Four New Westminster district parent advisory council resolutions - including one to ban teachers from serving as trustees - have been accepted by a province-wide group that lobbies the provincial government on behalf of parents.
The British Columbia Confederation of Parent Advisory Councils has accepted four resolutions forwarded by New Westminster parents and will vote on them at its annual general meeting in May.
The parents want British Columbia to follow Ontario and Alberta's lead in banning school board employees, including teachers, from serving as school trustees to avoid a genuine or perceived conflict of interest. Currently, in British Columbia, teachers are only banned from running in school districts where they work. New Westminster has three teachers serving on the seven-member board.
"I recognize the inherent conflict of interest of a board of trustees that is supposed to be an independent body working in the best interest of education," Rob Peregoodoff, the district parent advisory council's secretary, said, explaining why he voted to endorse the motions. "There is a conflict of interest if a person is an active, teaching member of (the B.C. Teachers' Federation."
First-term trustees Jonina Campbell and David Phelan, both teachers, told The Record last week that voters were well aware of their professions when they campaigned last fall.
"We all knocked on hundreds and hundreds of doors, and so many people said, 'It's actually great you are in this because you understand the inside of what happens,'" Campbell said.
"We were all very up front that we were teachers," Phelan said. "It was talked about quite a bit in the various all-candidates meetings and in the press.
"I'm a teacher.
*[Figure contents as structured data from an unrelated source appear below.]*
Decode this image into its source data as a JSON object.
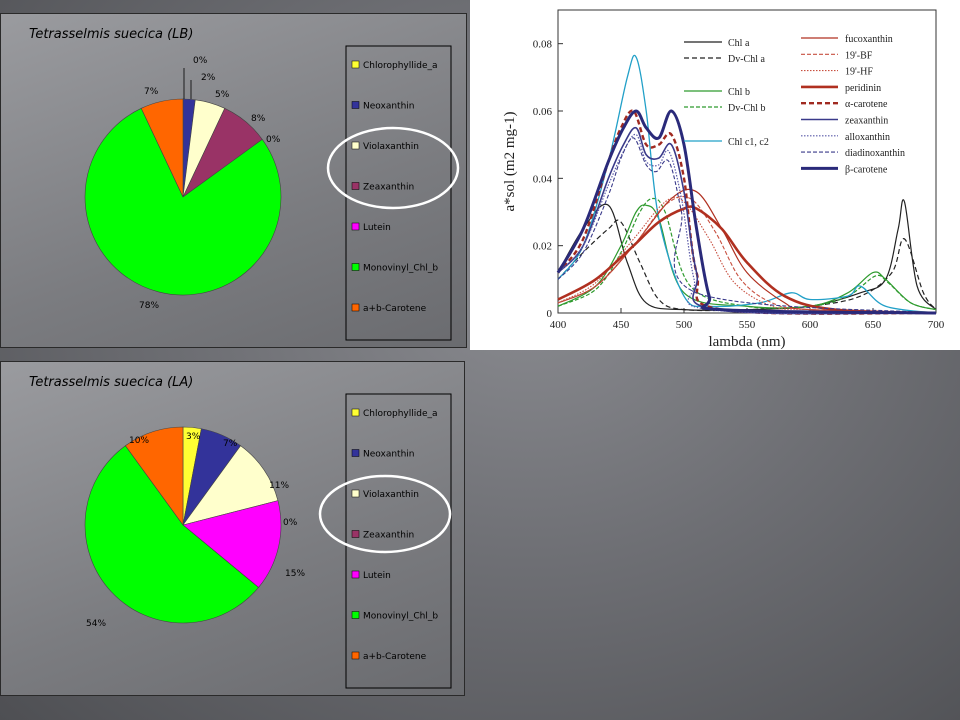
{
  "chart_data": [
    {
      "type": "pie",
      "title": "Tetrasselmis suecica (LB)",
      "categories": [
        "Chlorophyllide_a",
        "Neoxanthin",
        "Violaxanthin",
        "Zeaxanthin",
        "Lutein",
        "Monovinyl_Chl_b",
        "a+b-Carotene"
      ],
      "values": [
        0,
        2,
        5,
        8,
        0,
        78,
        7
      ],
      "labels": [
        "0%",
        "2%",
        "5%",
        "8%",
        "0%",
        "78%",
        "7%"
      ],
      "colors": [
        "#ffff33",
        "#33339a",
        "#ffffcc",
        "#993366",
        "#ff00ff",
        "#00ff00",
        "#ff6600"
      ],
      "legend_position": "right"
    },
    {
      "type": "pie",
      "title": "Tetrasselmis suecica (LA)",
      "categories": [
        "Chlorophyllide_a",
        "Neoxanthin",
        "Violaxanthin",
        "Zeaxanthin",
        "Lutein",
        "Monovinyl_Chl_b",
        "a+b-Carotene"
      ],
      "values": [
        3,
        7,
        11,
        0,
        15,
        54,
        10
      ],
      "labels": [
        "3%",
        "7%",
        "11%",
        "0%",
        "15%",
        "54%",
        "10%"
      ],
      "colors": [
        "#ffff33",
        "#33339a",
        "#ffffcc",
        "#993366",
        "#ff00ff",
        "#00ff00",
        "#ff6600"
      ],
      "legend_position": "right"
    },
    {
      "type": "line",
      "xlabel": "lambda (nm)",
      "ylabel": "a*sol (m2 mg-1)",
      "xlim": [
        400,
        700
      ],
      "ylim": [
        0,
        0.09
      ],
      "xticks": [
        "400",
        "450",
        "500",
        "550",
        "600",
        "650",
        "700"
      ],
      "yticks": [
        "0",
        "0.02",
        "0.04",
        "0.06",
        "0.08"
      ],
      "series": [
        {
          "name": "Chl a",
          "color": "#222222",
          "width": 1.2,
          "dash": "",
          "x": [
            400,
            420,
            440,
            455,
            470,
            500,
            550,
            600,
            640,
            660,
            670,
            675,
            685,
            700
          ],
          "y": [
            0.012,
            0.025,
            0.032,
            0.015,
            0.003,
            0.001,
            0.001,
            0.002,
            0.006,
            0.01,
            0.025,
            0.033,
            0.008,
            0.001
          ]
        },
        {
          "name": "Dv-Chl a",
          "color": "#222222",
          "width": 1.2,
          "dash": "5,3",
          "x": [
            400,
            420,
            440,
            450,
            465,
            480,
            500,
            550,
            600,
            640,
            665,
            675,
            690,
            700
          ],
          "y": [
            0.01,
            0.018,
            0.025,
            0.027,
            0.015,
            0.004,
            0.001,
            0.001,
            0.002,
            0.005,
            0.012,
            0.022,
            0.006,
            0.001
          ]
        },
        {
          "name": "Chl b",
          "color": "#2e9b2e",
          "width": 1.2,
          "dash": "",
          "x": [
            400,
            430,
            450,
            462,
            470,
            480,
            500,
            550,
            600,
            630,
            650,
            660,
            680,
            700
          ],
          "y": [
            0.002,
            0.008,
            0.02,
            0.03,
            0.032,
            0.028,
            0.006,
            0.002,
            0.002,
            0.006,
            0.012,
            0.01,
            0.003,
            0.001
          ]
        },
        {
          "name": "Dv-Chl b",
          "color": "#2e9b2e",
          "width": 1.2,
          "dash": "4,2",
          "x": [
            400,
            430,
            450,
            465,
            475,
            485,
            505,
            550,
            600,
            630,
            652,
            662,
            680,
            700
          ],
          "y": [
            0.002,
            0.007,
            0.018,
            0.03,
            0.034,
            0.03,
            0.008,
            0.002,
            0.002,
            0.005,
            0.011,
            0.009,
            0.003,
            0.001
          ]
        },
        {
          "name": "Chl c1, c2",
          "color": "#22a0c8",
          "width": 1.3,
          "dash": "",
          "x": [
            400,
            420,
            440,
            455,
            462,
            470,
            480,
            500,
            520,
            560,
            585,
            600,
            630,
            640,
            660,
            700
          ],
          "y": [
            0.01,
            0.02,
            0.045,
            0.07,
            0.076,
            0.06,
            0.028,
            0.005,
            0.002,
            0.003,
            0.006,
            0.004,
            0.005,
            0.008,
            0.002,
            0.0
          ]
        },
        {
          "name": "fucoxanthin",
          "color": "#b03020",
          "width": 1.2,
          "dash": "",
          "x": [
            400,
            430,
            460,
            490,
            510,
            530,
            550,
            580,
            600,
            700
          ],
          "y": [
            0.003,
            0.008,
            0.02,
            0.034,
            0.036,
            0.025,
            0.012,
            0.003,
            0.001,
            0.0
          ]
        },
        {
          "name": "19'-BF",
          "color": "#c85040",
          "width": 1.1,
          "dash": "4,2",
          "x": [
            400,
            430,
            460,
            485,
            505,
            525,
            545,
            570,
            600,
            700
          ],
          "y": [
            0.003,
            0.008,
            0.02,
            0.032,
            0.034,
            0.024,
            0.01,
            0.003,
            0.001,
            0.0
          ]
        },
        {
          "name": "19'-HF",
          "color": "#c85040",
          "width": 1.1,
          "dash": "1.5,1.5",
          "x": [
            400,
            430,
            460,
            485,
            500,
            520,
            540,
            570,
            600,
            700
          ],
          "y": [
            0.003,
            0.009,
            0.022,
            0.033,
            0.033,
            0.022,
            0.009,
            0.002,
            0.001,
            0.0
          ]
        },
        {
          "name": "peridinin",
          "color": "#b03020",
          "width": 2.6,
          "dash": "",
          "x": [
            400,
            430,
            460,
            480,
            500,
            510,
            530,
            550,
            580,
            620,
            700
          ],
          "y": [
            0.004,
            0.01,
            0.02,
            0.027,
            0.031,
            0.031,
            0.025,
            0.015,
            0.005,
            0.001,
            0.0
          ]
        },
        {
          "name": "α-carotene",
          "color": "#a02a20",
          "width": 2.4,
          "dash": "5,3",
          "x": [
            400,
            420,
            440,
            450,
            460,
            470,
            480,
            490,
            500,
            510,
            530,
            700
          ],
          "y": [
            0.012,
            0.022,
            0.045,
            0.055,
            0.06,
            0.05,
            0.05,
            0.053,
            0.04,
            0.012,
            0.001,
            0.0
          ]
        },
        {
          "name": "zeaxanthin",
          "color": "#3a3a8a",
          "width": 1.6,
          "dash": "",
          "x": [
            400,
            420,
            440,
            452,
            462,
            470,
            480,
            490,
            500,
            510,
            525,
            700
          ],
          "y": [
            0.012,
            0.02,
            0.04,
            0.05,
            0.055,
            0.047,
            0.046,
            0.05,
            0.036,
            0.012,
            0.001,
            0.0
          ]
        },
        {
          "name": "alloxanthin",
          "color": "#5a5aa8",
          "width": 1.2,
          "dash": "1.5,1.5",
          "x": [
            400,
            420,
            440,
            452,
            462,
            470,
            480,
            488,
            498,
            508,
            520,
            700
          ],
          "y": [
            0.012,
            0.02,
            0.038,
            0.048,
            0.053,
            0.045,
            0.044,
            0.048,
            0.034,
            0.01,
            0.001,
            0.0
          ]
        },
        {
          "name": "diadinoxanthin",
          "color": "#3a3a8a",
          "width": 1.1,
          "dash": "4,2",
          "x": [
            400,
            420,
            440,
            450,
            460,
            470,
            478,
            488,
            498,
            510,
            700
          ],
          "y": [
            0.01,
            0.018,
            0.035,
            0.046,
            0.052,
            0.044,
            0.042,
            0.045,
            0.03,
            0.006,
            0.0
          ]
        },
        {
          "name": "β-carotene",
          "color": "#2a2a7a",
          "width": 3.0,
          "dash": "",
          "x": [
            400,
            420,
            440,
            452,
            462,
            470,
            480,
            490,
            500,
            510,
            520,
            530,
            700
          ],
          "y": [
            0.012,
            0.025,
            0.045,
            0.055,
            0.06,
            0.055,
            0.052,
            0.06,
            0.05,
            0.025,
            0.005,
            0.001,
            0.0
          ]
        }
      ],
      "legend_position": "top"
    }
  ],
  "annotations": {
    "circle_color": "#ffffff"
  }
}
I'm also a parent. I'm also a community member. I've got a variety of perspectives on the school system," he said.
Meanwhile, the other resolutions include a call for a return to "targeted" special needs funding, which would take special needs funds from the district's general operating budget and put it back specifically towards special needs students; a reporting process on student suspensions and expulsions; and a "universal," provincewide complaint process.
The district parent advisory council is waiting to hear if a fifth resolution - which would make it mandatory for school boards to have a question period during public meetings and to have those responses recorded in school board minutes - is accepted, said an email from New Westminster district parent advisory chair Wendy Harris. The resolution is still under consideration because a similar resolution was passed in 2007, Harris wrote.
"Basically they are working out what information would need to accompany this before they can approve it or not," her email states. "However, please be advised that the four resolutions no longer belong to the New Westminster DPAC but to the membership of BCCPAC. Even if there was a call to rescind the motion, it cannot be done by DPAC or by anyone else but the membership (BCCPAC)."